LONDON - Global attention is turning away from the AIDS epidemic at just the wrong time and means a fresh wave of the disease could infect millions of people in high-risk countries, a leading expert said Friday.

Alan Whiteside, director of the health economics & HIV/AIDS research division (HEARD) at Kwazulu Natal University said many African countries, where the disease poses the biggest threat, were failing to implement long-term prevention measures and needed help to plan for the battle ahead.

The AIDS threat is still very real in places like Swaziland, Lesotho, Botswana, Namibia, Zimbabwe, Zambia and Malawi and South Africa, he said, and a sense that the international community is ticking it off as "dealt with" is highly risky.
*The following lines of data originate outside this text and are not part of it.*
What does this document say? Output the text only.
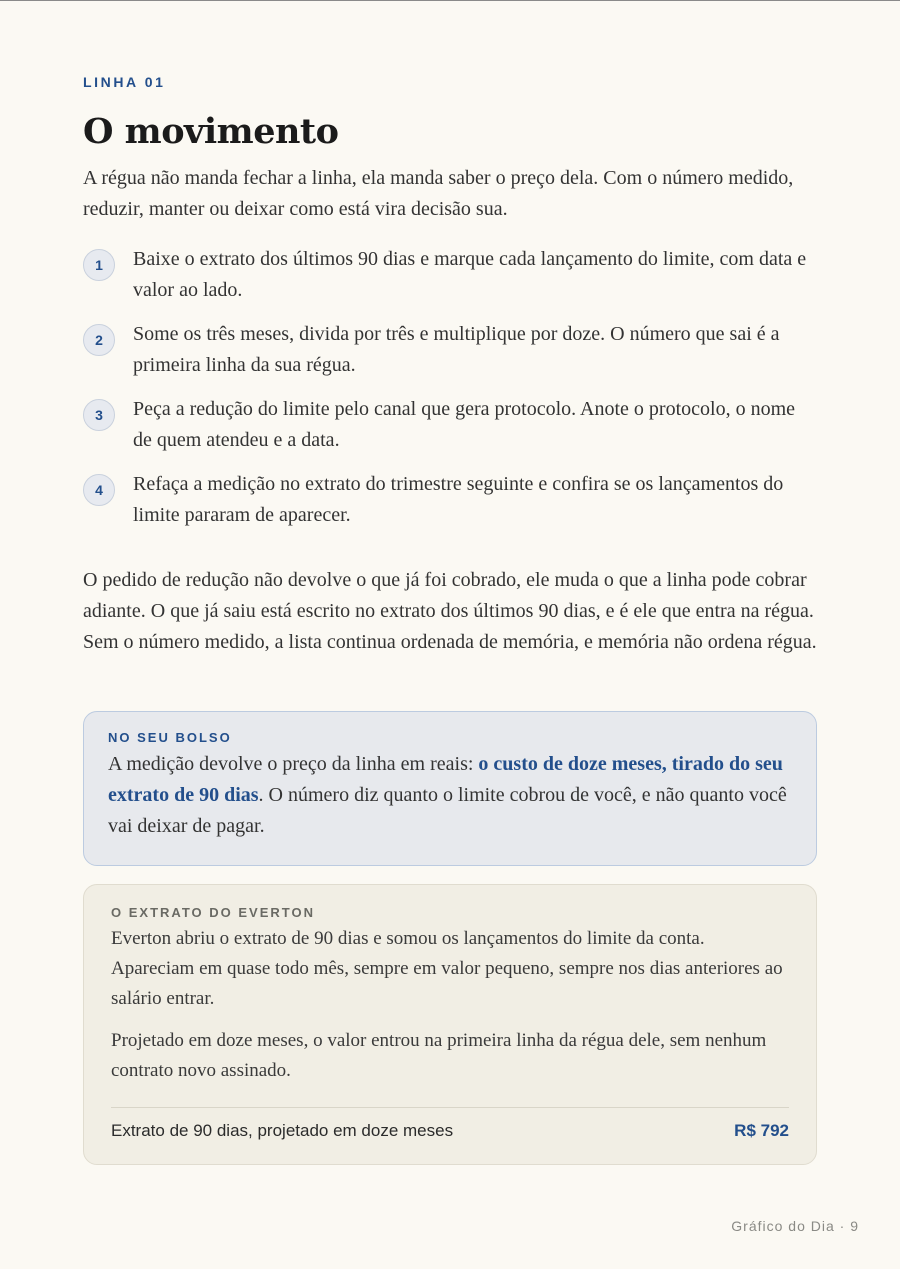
LINHA 01
O movimento

A régua não manda fechar a linha, ela manda saber o preço dela. Com o número medido, reduzir, manter ou deixar como está vira decisão sua.

1	Baixe o extrato dos últimos 90 dias e marque cada lançamento do limite, com data e valor ao lado.

2	Some os três meses, divida por três e multiplique por doze. O número que sai é a primeira linha da sua régua.

3	Peça a redução do limite pelo canal que gera protocolo. Anote o protocolo, o nome de quem atendeu e a data.

4	Refaça a medição no extrato do trimestre seguinte e confira se os lançamentos do limite pararam de aparecer.

O pedido de redução não devolve o que já foi cobrado, ele muda o que a linha pode cobrar adiante. O que já saiu está escrito no extrato dos últimos 90 dias, e é ele que entra na régua. Sem o número medido, a lista continua ordenada de memória, e memória não ordena régua.

NO SEU BOLSO

A medição devolve o preço da linha em reais: o custo de doze meses, tirado do seu extrato de 90 dias. O número diz quanto o limite cobrou de você, e não quanto você vai deixar de pagar.

O EXTRATO DO EVERTON

Everton abriu o extrato de 90 dias e somou os lançamentos do limite da conta. Apareciam em quase todo mês, sempre em valor pequeno, sempre nos dias anteriores ao salário entrar.

Projetado em doze meses, o valor entrou na primeira linha da régua dele, sem nenhum contrato novo assinado.

Extrato de 90 dias, projetado em doze meses	R$ 792
Gráfico do Dia · 9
"(Fighting) the AIDS epidemic had a huge amount of support for many years, but there seems to be a perception now that it has been dealt with and we can turn our attention to other issues.
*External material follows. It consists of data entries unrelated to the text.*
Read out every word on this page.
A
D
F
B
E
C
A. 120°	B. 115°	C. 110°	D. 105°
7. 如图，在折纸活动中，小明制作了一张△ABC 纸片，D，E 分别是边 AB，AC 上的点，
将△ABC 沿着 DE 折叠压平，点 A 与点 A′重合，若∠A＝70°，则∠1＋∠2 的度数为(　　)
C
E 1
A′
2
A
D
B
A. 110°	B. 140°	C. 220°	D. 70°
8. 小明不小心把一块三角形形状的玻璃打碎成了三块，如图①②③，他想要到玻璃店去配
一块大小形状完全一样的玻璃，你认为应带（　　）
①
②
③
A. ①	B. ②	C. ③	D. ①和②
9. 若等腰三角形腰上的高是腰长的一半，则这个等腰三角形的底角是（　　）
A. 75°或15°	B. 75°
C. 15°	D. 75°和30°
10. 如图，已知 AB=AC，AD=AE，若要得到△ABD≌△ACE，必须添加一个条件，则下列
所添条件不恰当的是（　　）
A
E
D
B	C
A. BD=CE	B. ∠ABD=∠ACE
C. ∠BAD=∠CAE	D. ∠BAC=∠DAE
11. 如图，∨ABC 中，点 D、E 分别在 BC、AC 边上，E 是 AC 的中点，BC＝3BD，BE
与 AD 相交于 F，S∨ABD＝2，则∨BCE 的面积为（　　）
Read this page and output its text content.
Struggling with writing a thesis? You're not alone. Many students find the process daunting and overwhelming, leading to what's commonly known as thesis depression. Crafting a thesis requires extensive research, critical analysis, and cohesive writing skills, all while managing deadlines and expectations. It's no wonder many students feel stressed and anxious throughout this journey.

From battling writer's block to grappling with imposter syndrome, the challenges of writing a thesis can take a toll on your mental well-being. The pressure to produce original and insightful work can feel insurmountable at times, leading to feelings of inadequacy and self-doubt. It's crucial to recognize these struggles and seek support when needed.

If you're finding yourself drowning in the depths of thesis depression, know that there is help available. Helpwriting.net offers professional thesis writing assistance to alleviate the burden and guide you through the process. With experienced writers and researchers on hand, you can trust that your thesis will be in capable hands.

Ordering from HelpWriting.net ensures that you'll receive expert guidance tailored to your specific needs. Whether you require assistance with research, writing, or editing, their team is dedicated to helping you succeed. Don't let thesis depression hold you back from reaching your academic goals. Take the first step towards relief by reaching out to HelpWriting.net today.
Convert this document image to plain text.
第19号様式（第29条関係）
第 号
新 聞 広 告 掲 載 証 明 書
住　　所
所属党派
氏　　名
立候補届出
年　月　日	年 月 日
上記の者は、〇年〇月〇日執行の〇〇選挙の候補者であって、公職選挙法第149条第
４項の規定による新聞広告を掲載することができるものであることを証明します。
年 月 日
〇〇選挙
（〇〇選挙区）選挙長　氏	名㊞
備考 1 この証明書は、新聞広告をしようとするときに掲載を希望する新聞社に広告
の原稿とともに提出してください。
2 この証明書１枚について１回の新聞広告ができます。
"This is most emphatically not the case in a number of parts of the world. It is not appropriate to turn our backs on it," Whiteside told Reuters in a telephone interview from South Africa, where the disease kills an estimated 1,000 people a day.
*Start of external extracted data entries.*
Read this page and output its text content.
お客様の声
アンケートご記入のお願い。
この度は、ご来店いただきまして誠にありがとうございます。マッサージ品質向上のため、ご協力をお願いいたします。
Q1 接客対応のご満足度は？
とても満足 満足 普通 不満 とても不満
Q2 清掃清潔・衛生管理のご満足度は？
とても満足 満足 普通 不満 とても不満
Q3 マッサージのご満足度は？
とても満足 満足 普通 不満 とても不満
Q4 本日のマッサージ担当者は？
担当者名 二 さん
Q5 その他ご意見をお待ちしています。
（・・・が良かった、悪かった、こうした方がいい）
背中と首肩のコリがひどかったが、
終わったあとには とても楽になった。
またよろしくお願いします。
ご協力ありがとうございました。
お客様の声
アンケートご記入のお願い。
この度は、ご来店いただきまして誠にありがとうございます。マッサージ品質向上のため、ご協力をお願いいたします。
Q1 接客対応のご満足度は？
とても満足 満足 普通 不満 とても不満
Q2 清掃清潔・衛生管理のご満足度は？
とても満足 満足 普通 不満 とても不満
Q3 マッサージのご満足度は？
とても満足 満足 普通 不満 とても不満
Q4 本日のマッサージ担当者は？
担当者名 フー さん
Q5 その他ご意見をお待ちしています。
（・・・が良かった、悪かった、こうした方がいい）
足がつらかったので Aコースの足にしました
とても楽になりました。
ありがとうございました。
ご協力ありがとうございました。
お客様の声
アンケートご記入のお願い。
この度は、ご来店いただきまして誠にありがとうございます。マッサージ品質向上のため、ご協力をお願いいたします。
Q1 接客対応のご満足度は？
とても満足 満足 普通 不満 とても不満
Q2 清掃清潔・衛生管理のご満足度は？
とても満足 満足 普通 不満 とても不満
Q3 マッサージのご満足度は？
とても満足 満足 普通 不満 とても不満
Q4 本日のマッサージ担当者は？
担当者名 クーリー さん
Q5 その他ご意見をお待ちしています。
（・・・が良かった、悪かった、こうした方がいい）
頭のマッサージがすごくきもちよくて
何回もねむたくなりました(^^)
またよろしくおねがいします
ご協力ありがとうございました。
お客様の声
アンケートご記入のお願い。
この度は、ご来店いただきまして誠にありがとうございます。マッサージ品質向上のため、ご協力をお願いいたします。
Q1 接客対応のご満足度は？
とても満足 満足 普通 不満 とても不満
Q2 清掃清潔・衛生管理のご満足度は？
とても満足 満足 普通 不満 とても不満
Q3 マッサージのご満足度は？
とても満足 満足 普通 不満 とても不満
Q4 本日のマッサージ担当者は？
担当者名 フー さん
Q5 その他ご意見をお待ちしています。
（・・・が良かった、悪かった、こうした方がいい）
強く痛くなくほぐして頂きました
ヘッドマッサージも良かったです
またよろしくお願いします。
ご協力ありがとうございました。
Some 33.4 million people in the world have HIV, the sexually transmitted human immunodeficiency virus that causes AIDS. Since AIDS emerged in the early 1980s, almost 60 million people have been infected and 25 million have died of HIV-related causes.

Sub-Saharan Africa is by far the worst affected region, accounting for 67 percent of people infected with HIV and 91 percent of all new infections in children, according to United Nations data.

HEALTH WORKERS, EDUCATION PROGRAMMES

Whiteside said health ministries needed to use aid funds now to equip and train health workers and produce safe-sex education programs to combine the importance of AIDS with a better grasp of the long-term impact of the disease on their countries.

The United States and South Africa recently pledged renewed efforts in the fight against AIDS,. In December the international health funding agency UNITAID approved plans for a drug "patent pool" to help make newer HIV and AIDS medicines available at lower prices to poorer countries.

But Whiteside said a growing sense that AIDS is no longer an emergency was bound to feed politicians' desire to be seen to be taking on new threats.

Climate change and the environment are the big issues now, and politicians may abandon the battle against AIDS, he said.

"At the moment, millions of Africans ore on HIV/AIDS treatment courtesy of the Americans, the Global Fund and other donors. Those treatments have to be for life, so if we see a redeployment of funding, people are simply going to die."

Whiteside pointed to "hyper-endemic" African countries like Malawi and Swaziland, where AIDS is so widespread that half of all women aged 25 to 29 have HIV or AIDS.

Prevention programs are crucial in such countries, he said, but are often patchy and suffer from governments' lack of leadership and cross-department, long-term vision.

Though clearly a personal and community disease, AIDS also threatens civil institutions like the health, agriculture and education sectors, which are needed to cut poverty, spur economic growth and raise living standards.

"We don't seem to have got our head around prevention in the hyper-endemic countries," he said. "We've still got new cases occurring -- and that's ridiculous, it's stupid, especially when you look ahead and see what that means in terms of the numbers of people that will need treatment. If we don't put our effort into prevention, we're likely to see more waves."